Es dauerte einige Zeit, Herrn Huber durch Fragen zur neuen Sicht zu führen: „Ich muss nicht (zumal ich finanziell schon weitgehend abgesichert bin). Es ist stets meine Entscheidung, ob ich …“.
Daraufhin begann Herr Huber, die Forderungen in einem neuen Licht zu sehen. Er ordnete und priorisierte sie neu und formulierte für sich Regeln, wie er künftig mit unvereinbaren Forderungen umgehen wolle.
Wenn der eigene Anspruch Druck verursacht
Wie aber sollte Herr Huber mit dem Auftraggeber „eigener Anspruch“ umgehen?
„Der kann anders als die Geldgeber oder Kunden mein Verhalten nicht sanktionieren.“ „Wirklich?“, fragte ich nach. „Wie fühlen Sie sich, wenn Sie gegenüber einem Mitarbeiter oder externen Partner Ihre ganze Routine und Macht ausspielen und an die Grenze der Fairness gehen?“
Herr Huber wurde nachdenklich: „Sehr bescheiden, zumindest als Mensch.“ Der eigene Anspruch an sich als Mensch wirkt also auf Herrn Huber wie ein Auftraggeber, nur auf einer anderen Ebene. Doch leider kennen wir ihn meist nicht genau.

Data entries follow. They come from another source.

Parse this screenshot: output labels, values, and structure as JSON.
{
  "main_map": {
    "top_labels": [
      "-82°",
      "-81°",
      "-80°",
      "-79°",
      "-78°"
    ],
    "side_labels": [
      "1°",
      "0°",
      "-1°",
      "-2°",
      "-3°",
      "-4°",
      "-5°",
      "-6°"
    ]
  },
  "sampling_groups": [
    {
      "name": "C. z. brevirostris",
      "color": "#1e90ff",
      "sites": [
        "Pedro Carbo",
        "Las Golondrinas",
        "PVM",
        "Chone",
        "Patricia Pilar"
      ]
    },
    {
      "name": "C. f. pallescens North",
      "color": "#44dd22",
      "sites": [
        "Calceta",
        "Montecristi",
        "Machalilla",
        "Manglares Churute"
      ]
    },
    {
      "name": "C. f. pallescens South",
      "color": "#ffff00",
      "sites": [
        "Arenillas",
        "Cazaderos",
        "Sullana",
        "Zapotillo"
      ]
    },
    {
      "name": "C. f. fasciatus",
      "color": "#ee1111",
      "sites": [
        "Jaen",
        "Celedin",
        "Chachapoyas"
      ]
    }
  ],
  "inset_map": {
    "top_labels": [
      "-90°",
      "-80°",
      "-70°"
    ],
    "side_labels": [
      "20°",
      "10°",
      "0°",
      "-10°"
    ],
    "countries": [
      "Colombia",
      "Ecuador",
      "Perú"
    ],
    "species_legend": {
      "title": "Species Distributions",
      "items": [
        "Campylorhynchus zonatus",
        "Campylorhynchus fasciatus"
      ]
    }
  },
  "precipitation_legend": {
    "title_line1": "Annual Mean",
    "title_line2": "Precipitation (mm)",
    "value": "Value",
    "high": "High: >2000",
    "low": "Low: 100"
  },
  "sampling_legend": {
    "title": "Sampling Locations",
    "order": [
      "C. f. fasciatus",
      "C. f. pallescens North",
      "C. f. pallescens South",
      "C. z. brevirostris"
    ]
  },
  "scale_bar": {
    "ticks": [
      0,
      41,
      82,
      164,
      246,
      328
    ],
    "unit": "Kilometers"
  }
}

Also bat ich Herrn Huber, sich seinen eigenen Anspruch als „inneren Auftraggeber“ bildhaft vorzustellen. Er nannte ihn „Werte-Anwalt“ und analysierte, welche Forderungen dieser an ihn stellt, bevor er schließlich für sich nüchtern klärte, inwieweit er dessen Forderungen künftig entsprechen wolle.
Nachdem Herr Huber dies geklärt hatte, wurde er ruhiger. Sein innerer Druck ließ nach, denn er hatte wieder einen roten Faden. Daraufhin formulierte er für sich fünf Schritte, wie er künftig, wenn der Druck steigt, zunächst analysieren wolle, welchen Forderungen er entsprechen möchte und welchen nicht, statt nur zu reagieren. Danach fühlte er sich für den (Führungs-)Alltag wieder gewappnet.
Druck reduzieren durch bewusste Entscheidungen
Das tut Herr Huber, wenn der Druck auf ihn steigt:
- Ich analysiere, wer meine äußeren und inneren Auftraggeber sind.
- Ich ermittele, was meine Auftraggeber fordern.
- Ich mache mir erneut bewusst: Niemand kann mich zu etwas zwingen, wenn ich dies nicht möchte.
- Ich analysiere, welchen Forderungen ich entsprechen möchte.
- Ich überlege, wie ich mit Forderungen umgehe, zu denen ich „Nein“ sage.
Wie sich der Druck nachhaltig verringern lässt
Trotzdem entschied Herr Huber, sich in den kommenden Monaten weiterhin in regelmäßigen Abständen coachen zu lassen, um im Berufsalltag einen „externen Sparringpartner mit neutralem Blick“ zu haben.
Denn aus Erfahrung wusste er: Ansonsten ist die Gefahr groß, dass er in Stresssituationen wieder in seine alten, über Jahre antrainierten Verhaltensmuster zurückfällt und die von ihm angestrebten Einstellungs- und Verhaltensänderungen nicht nachhaltig sind. Das gab ihm das gewünschte Gefühl, mit dem Druck zukünftig besser umgehen zu können.